Il calo del prezzo del petrolio e le nuove elezioni allontanano le trivelle dalle coste croate. Ad aspettare sviluppi sono rimaste solo ENI e Medoilgas
(Rinnovabili.it) – Un prezzo del petrolio che staziona sui 45 dollari al barile, la lentezza della burocrazia, la fine del mandato del governo. È questo il cocktail di concomitanze che ha decretato la dipartita dei colossi energetici e delle loro trivelle dal mare Adriatico. Tuttavia, la sponda interessata è quella croata, dove il piano predisposto dal governo Milanovic è fallito.
I contratti con le compagnie petrolifere assegnatarie dei “lotti” di estrazione non sono stati firmati e l’intero progetto di sfruttamento intensivo degli idrocarburi offshore è rimandato, almeno sino alle prossime elezioni, previste per la seconda metà di novembre.
«Diversamente da quanto annunciato – spiega Greenpeace – nella sua ultima riunione prima dello scioglimento del Parlamento l’esecutivo croato non ha affrontato la questione trivelle, né avviato un nuovo round per ricevere nuove offerte dalle compagnie petrolifere per lo sfruttamento degli altri lotti disponibili».
Negli ultimi mesi, inoltre, alcune delle aziende che avevano avuto in concessione 10 delle 29 aree in cui è suddiviso il piano croato hanno fatto marcia indietro. Un consorzio di compagnie, che comprende OMV e Marathon Oil, ha rimesso le concessioni relative a 7 lotti.

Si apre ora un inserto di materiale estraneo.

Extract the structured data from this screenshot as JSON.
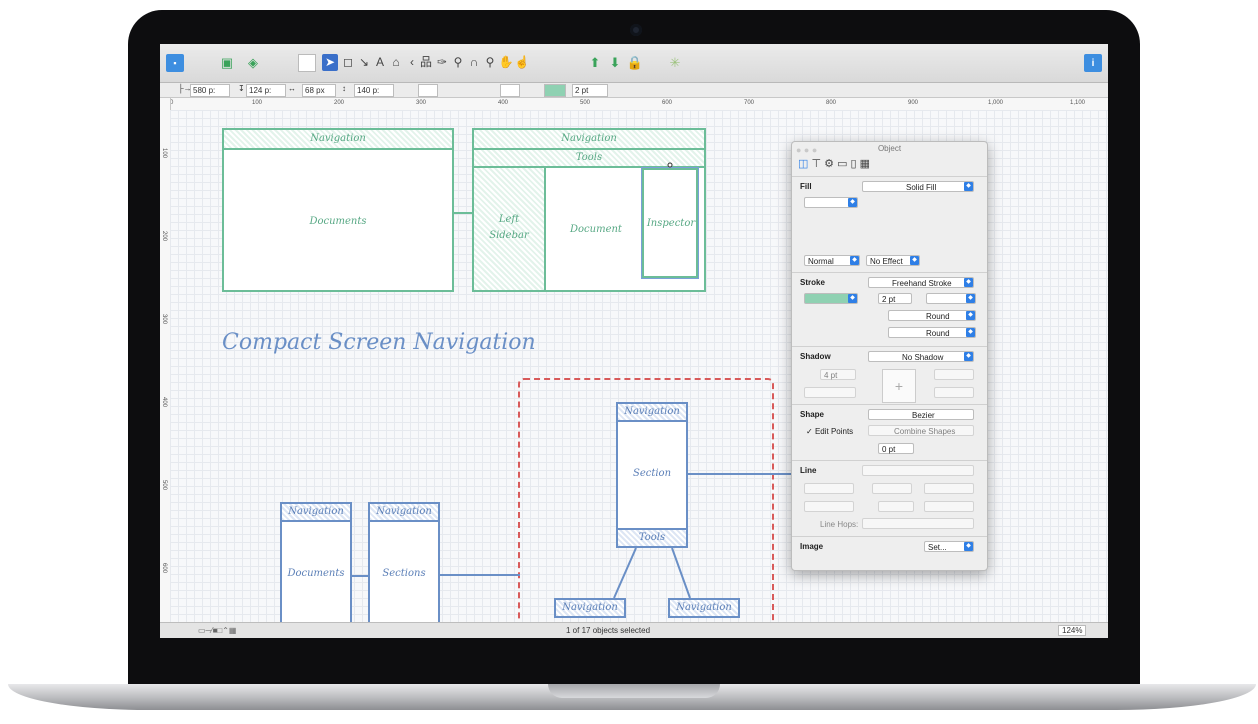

L’unico che al momento sembra mantenere qualche possibilità di trivellazione, secondo Greenpeace, sarebbe proprio quello assegnato a un consorzio formato da ENI e MedoilGas, la stessa compagnia responsabile del progetto Ombrina Mare in Abruzzo.
«Siamo davanti a un fallimento clamoroso della strategia fossile croata, che fa venir meno lo sciocco mantra del “se lo fanno i nostri vicini, perché non farlo anche noi?”, ripetuto in questi mesi dalle lobby petrolifere e dal governo italiano – commenta Andrea Boraschi, responsabile della campagna Energia e Clima di Greenpeace Italia – Il tutto avviene per giunta nei giorni in cui anche la Shell interrompe le sue attività petrolifere nell’Artico. In vista della Conferenza sul Clima di Parigi, le grandi superpotenze mostrano segnali inediti di impegno per la riduzione delle emissioni e le compagnie petrolifere arretrano. A non accorgersi della direzione in cui vanno l’industria energetica e il mondo restano solo Renzi e il suo esecutivo».
Secondo l’associazione ambientalista, la politica delle trivelle promossa dall’Italia non starebbe in piedi a meno di escamotage economico-normativi: «Le compagnie petrolifere sono ‘invitate’ a estrarre nei nostri mari a fronte del versamento di royalties tra le più basse del mondo, con la garanzia di procedimenti di analisi delle loro istanze indeboliti, di iter di approvazione ultrasemplificati e valutazioni ambientali che ignorano i rischi peggiori di questi impianti. Diversamente, le misere e qualitativamente povere riserve di petrolio e gas sotto i nostri fondali non varrebbero un piano di investimenti, né la realizzazione di infrastrutture energetiche».